Except the other day I noticed my electricity bill is twice the average for a terrace house.
And my bedroom is very warm, 20c in winter without a radiator on...always the warmest room in the house. What else is in my bedroom? Why, a Panasonic 46" plasma from 2008.

So I decided to check both on my multimeter. The last time I looked was many years ago, and the TV was around 230 watts, and the PC used to idle at 30-100w, 350w load. The most I had before was with 2 cards mining Bitcoin, pushed it to 500w. I have updated cpu and gpu since I got that PSU, now I have a 8086k not oc'd, and a 1080TI, not oc'd. So imagine my surprise when I saw my PC was drawing over 900watts, when not even gaming, just browsing! And the plasma TV 950watts, together 1.8kw, total cost about £68 a month. I thought it was a faulty multimeter, but the LCD tv downstairs is a mere 80w, and the PC in sleep mode is 1watt. Still shocked by it tbh.

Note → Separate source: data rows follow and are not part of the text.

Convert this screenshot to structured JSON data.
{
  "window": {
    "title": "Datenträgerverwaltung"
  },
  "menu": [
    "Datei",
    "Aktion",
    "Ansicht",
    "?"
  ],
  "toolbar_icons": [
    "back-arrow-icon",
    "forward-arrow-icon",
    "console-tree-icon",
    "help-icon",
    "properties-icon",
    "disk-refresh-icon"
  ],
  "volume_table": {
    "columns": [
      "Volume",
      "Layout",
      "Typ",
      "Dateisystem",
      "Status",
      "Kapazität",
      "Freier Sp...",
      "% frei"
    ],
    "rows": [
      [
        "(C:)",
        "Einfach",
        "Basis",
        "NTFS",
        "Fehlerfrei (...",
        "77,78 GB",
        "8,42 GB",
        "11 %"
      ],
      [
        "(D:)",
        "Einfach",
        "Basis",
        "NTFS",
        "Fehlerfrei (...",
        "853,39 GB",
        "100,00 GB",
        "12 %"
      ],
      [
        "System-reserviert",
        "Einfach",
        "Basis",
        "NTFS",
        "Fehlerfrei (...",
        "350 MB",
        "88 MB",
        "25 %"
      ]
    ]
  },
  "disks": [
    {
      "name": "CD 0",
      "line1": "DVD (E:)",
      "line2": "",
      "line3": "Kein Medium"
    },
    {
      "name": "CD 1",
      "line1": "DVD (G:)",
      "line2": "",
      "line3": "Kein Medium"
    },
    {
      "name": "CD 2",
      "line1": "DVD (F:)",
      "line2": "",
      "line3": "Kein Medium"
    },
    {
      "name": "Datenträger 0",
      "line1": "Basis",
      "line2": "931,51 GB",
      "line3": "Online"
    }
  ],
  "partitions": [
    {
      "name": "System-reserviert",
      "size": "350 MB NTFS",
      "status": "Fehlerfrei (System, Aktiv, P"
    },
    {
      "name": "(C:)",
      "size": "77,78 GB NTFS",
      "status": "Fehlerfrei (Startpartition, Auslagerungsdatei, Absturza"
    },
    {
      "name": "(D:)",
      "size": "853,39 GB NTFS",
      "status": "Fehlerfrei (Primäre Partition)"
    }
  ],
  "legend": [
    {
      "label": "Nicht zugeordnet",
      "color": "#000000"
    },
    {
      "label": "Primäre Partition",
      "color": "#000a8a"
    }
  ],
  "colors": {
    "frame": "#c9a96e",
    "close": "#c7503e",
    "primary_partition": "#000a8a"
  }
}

I'm guessing the PSU has dropped to about 40% efficiency or less. Same for the caps in that Panny plasma. Gonna replace the plasma with my other LG LCD that only pulls 80w, as for that PSU, I don't need 850w to drive a 1080ti, so I'll downsize to a tier 3 600w, and replace that after 5 years.

tldr; check your power draw on old PSUs! you may be ******* away money, like I was.
 
Something not right there - if the caps in a PSU go you'll get poor power regulation/ripple and inability to supply instantaneous current demands causing random restarts but it won't go from drawing 500 watt to 900 watt with age normally even as components are on their way out.

My main system's current PSU is almost that vintage and my setup an inline power monitor on the mains side - there has barely been any change in draw at the wall under the same circumstances since day 1.
 
Only way for capacitors to consume power (very momentarily) is by going boom!
And neither can PSU itself consume that much power without some nice smell of burnt electronics rising from it.
Also that plasma TV can't consume that kilowatt without being hot to touch.

There's propably some kind of interference there messing what ever you use to measure power.
 
I'll test it directly from the plug. Could be my extension doing it. I hope so cos that will save me ££££
caps do age 10% a year and its 8 years, so its not impossible the efficiency is well down.
 
Capacitor ageing is complex as it slows with time - they don't age 10% a year, year on year. "10% ageing" is usually from their max temperature rating as well - at nominal operating temperature and/or room temperature that can be much lower. Under normal conditions a capacitor at 10 years will only be twice as "aged" as it was at the end of 1 year give or take.

There are some exceptions - some cheap generic ones and some older notable brand ones, etc. would age poorly and fall off a cliff after 8-10 years - especially when experiencing the temperatures of a PC PSU environment but the effect would be instability under higher loads than they previously could handle and at the more extremes degraded component lifespan.

That won't reflect directly into an efficiency difference 1:1 of a power supply - that efficiency mostly comes from the transformer, voltage regulators* and how warm the power supply is running - if you are seeing a big efficiency hit it may be due to the airflow being blocked but if it was resulting in an additional 100s of watt draw some components would be getting insanely hot and dying in hours.

* capacitors can have a minor effect on the efficiency of transistors and regulators.